Center of Innovation in Personalized Medicine, King Abdulaziz University, Jeddah, Saudi Arabia; Department of Medical Laboratory Technology, Faculty of Applied Medical Sciences, King Abdulaziz University, Jeddah, Saudi Arabia; Center of Excellence in Genomic Medicine Research, King Abdulaziz University, Jeddah, Saudi Arabia.
Department of Medical Biotechnology, Yeungnam University, Gyeongsan 38541, Republic of Korea.
Semin Cancer Biol. 2019 Jun;56:47-55. doi: 10.1016/j.semcancer.2017.11.004. Epub 2017 Nov 6.
Cancer is a disease that has been the focus of scientific research and discovery and continues to remain so. Polo-like kinases (PLKs) are basically serine/threonine kinase enzymes that control cell cycle from yeast to humans. PLK-1 stands for 'Polo-like kinase-1'. It is the most investigated protein among PLKs. It is crucial for intracellular processes, hence a 'hot' anticancer drug-target. Accelerating innovations in Enzoinformatics and associated molecular visualization tools have made it possible to literally perform a 'molecular level walk' traversing through and observing the minutest contours of the active site of relevant enzymes. PLK-1 as a protein consists of a kinase domain at the protein N-terminal and a Polo Box Domain (PBD) at the C-terminal connected by a short inter-domain linking region. PBD has two Polo-Boxes. PBD of PLK-1 gives the impression of "a small clamp sandwiched between two clips", where the two Polo Boxes are the 'clips' and the 'phosphopeptide' is the small 'clamp'. Broadly, two major sites of PLK-1 can be potential targets: one is the adenosine-5'-triphosphate (ATP)-binding site in the kinase domain and the other is PBD (more preferred due to specificity). Targeting PLK-1 RNA and the interaction of PLK-1 with a key binding partner can also be approached. However, the list of potent small molecule inhibitors targeting the PBD site of PLK-1 is still not long enough and needs due input from the scientific community. Recently, eminent scientists have proposed targeting the 'Y'-shaped pocket of PLK-1-PBD and encouraged design of ligands that should be able to concurrently bind to two or more modules of the 'Y' pocket. Hence, it is suggested that during molecular interaction analyses, particular focus should be kept on the moiety in each ligand/drug candidate which directly interacts with the amino acid residue(s) that belong(s) to one of the three binding modules which together create this Y-shaped cavity. This obviously includes (but it is not limited to) the 'shallow cleft'-forming residues i.e. Trp414, H538 and K540, as significance of these binding residues has been consistently highlighted by many studies. The present article attempts to give a concise yet critically updated overview of targeting PLK-1 for cancer therapy.

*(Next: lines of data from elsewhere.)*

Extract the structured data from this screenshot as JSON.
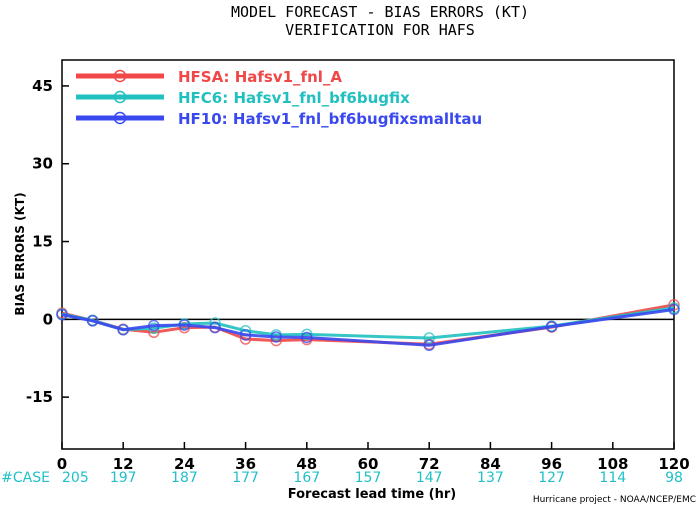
{
  "chart_data": {
    "type": "line",
    "title": "MODEL FORECAST - BIAS ERRORS (KT)",
    "subtitle": "VERIFICATION FOR HAFS",
    "xlabel": "Forecast lead time (hr)",
    "ylabel": "BIAS ERRORS (KT)",
    "xlim": [
      0,
      120
    ],
    "ylim": [
      -25,
      50
    ],
    "xticks": [
      0,
      12,
      24,
      36,
      48,
      60,
      72,
      84,
      96,
      108,
      120
    ],
    "yticks": [
      -15,
      0,
      15,
      30,
      45
    ],
    "zero_line": 0,
    "legend_position": "top-left",
    "case_label": "#CASE",
    "case_counts": [
      {
        "x": 0,
        "n": "205"
      },
      {
        "x": 12,
        "n": "197"
      },
      {
        "x": 24,
        "n": "187"
      },
      {
        "x": 36,
        "n": "177"
      },
      {
        "x": 48,
        "n": "167"
      },
      {
        "x": 60,
        "n": "157"
      },
      {
        "x": 72,
        "n": "147"
      },
      {
        "x": 84,
        "n": "137"
      },
      {
        "x": 96,
        "n": "127"
      },
      {
        "x": 108,
        "n": "114"
      },
      {
        "x": 120,
        "n": "98"
      }
    ],
    "series": [
      {
        "name": "HFSA: Hafsv1_fnl_A",
        "color": "#f04848",
        "x": [
          0,
          6,
          12,
          18,
          24,
          30,
          36,
          42,
          48,
          72,
          96,
          120
        ],
        "y": [
          1.2,
          -0.2,
          -1.9,
          -2.5,
          -1.6,
          -1.5,
          -3.8,
          -4.1,
          -3.9,
          -4.8,
          -1.5,
          2.8
        ]
      },
      {
        "name": "HFC6: Hafsv1_fnl_bf6bugfix",
        "color": "#20c0c0",
        "x": [
          0,
          6,
          12,
          18,
          24,
          30,
          36,
          42,
          48,
          72,
          96,
          120
        ],
        "y": [
          1.0,
          -0.2,
          -2.0,
          -1.7,
          -0.9,
          -0.7,
          -2.2,
          -3.0,
          -2.9,
          -3.6,
          -1.3,
          2.2
        ]
      },
      {
        "name": "HF10: Hafsv1_fnl_bf6bugfixsmalltau",
        "color": "#3a48f0",
        "x": [
          0,
          6,
          12,
          18,
          24,
          30,
          36,
          42,
          48,
          72,
          96,
          120
        ],
        "y": [
          0.9,
          -0.3,
          -2.0,
          -1.2,
          -1.1,
          -1.6,
          -3.0,
          -3.4,
          -3.5,
          -5.0,
          -1.4,
          1.9
        ]
      }
    ]
  },
  "footer": {
    "credit": "Hurricane project - NOAA/NCEP/EMC"
  }
}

癌症是一个一直以来都是科学研究和发现的焦点的疾病。 Polo 样激酶(PLKs)基本上是一种从酵母到人类控制细胞周期的丝氨酸/苏氨酸激酶酶。PLK-1 代表“Polo 样激酶-1”。它是 PLKs 中研究最多的蛋白质。它对于细胞内过程至关重要,因此是一种“热门”的抗癌药物靶点。Enzoinformatics 和相关分子可视化工具的创新加速,使得人们可以在相关酶的活性位点上进行“分子水平行走”,观察到最微小的轮廓。PLK-1 作为一种蛋白质,由蛋白 N 端的激酶结构域和 C 端的 Polo 盒结构域(PBD)组成,两者由短的结构域连接区连接。PBD 有两个 Polo 盒。PLK-1 的 PBD 给人留下了“一个小夹子夹在两个夹子之间”的印象,其中两个 Polo 盒是“夹子”,而“磷酸肽”是小“夹子”。广义上,PLK-1 有两个主要的潜在靶点:一个是激酶结构域中的腺苷-5'-三磷酸(ATP)结合位点,另一个是 PBD(由于特异性,更受欢迎)。还可以靶向 PLK-1 RNA 及其与关键结合伙伴的相互作用。然而,针对 PLK-1 PBD 位点的有效小分子抑制剂的清单还不够长,需要科学界的投入。最近,杰出的科学家们提出了靶向 PLK-1-PBD 的“Y”形口袋的目标,并鼓励设计能够同时结合“Y”口袋两个或更多模块的配体。因此,建议在分子相互作用分析中,特别关注每个配体/药物候选物中与属于三个结合模块之一的氨基酸残基直接相互作用的部分,这三个结合模块共同形成这个 Y 形腔。这显然包括(但不限于)形成“浅裂缝”的残基,即 Trp414、H538 和 K540,因为许多研究一直强调这些结合残基的重要性。本文试图简要但批判性地综述了针对癌症治疗的 PLK-1 靶向治疗。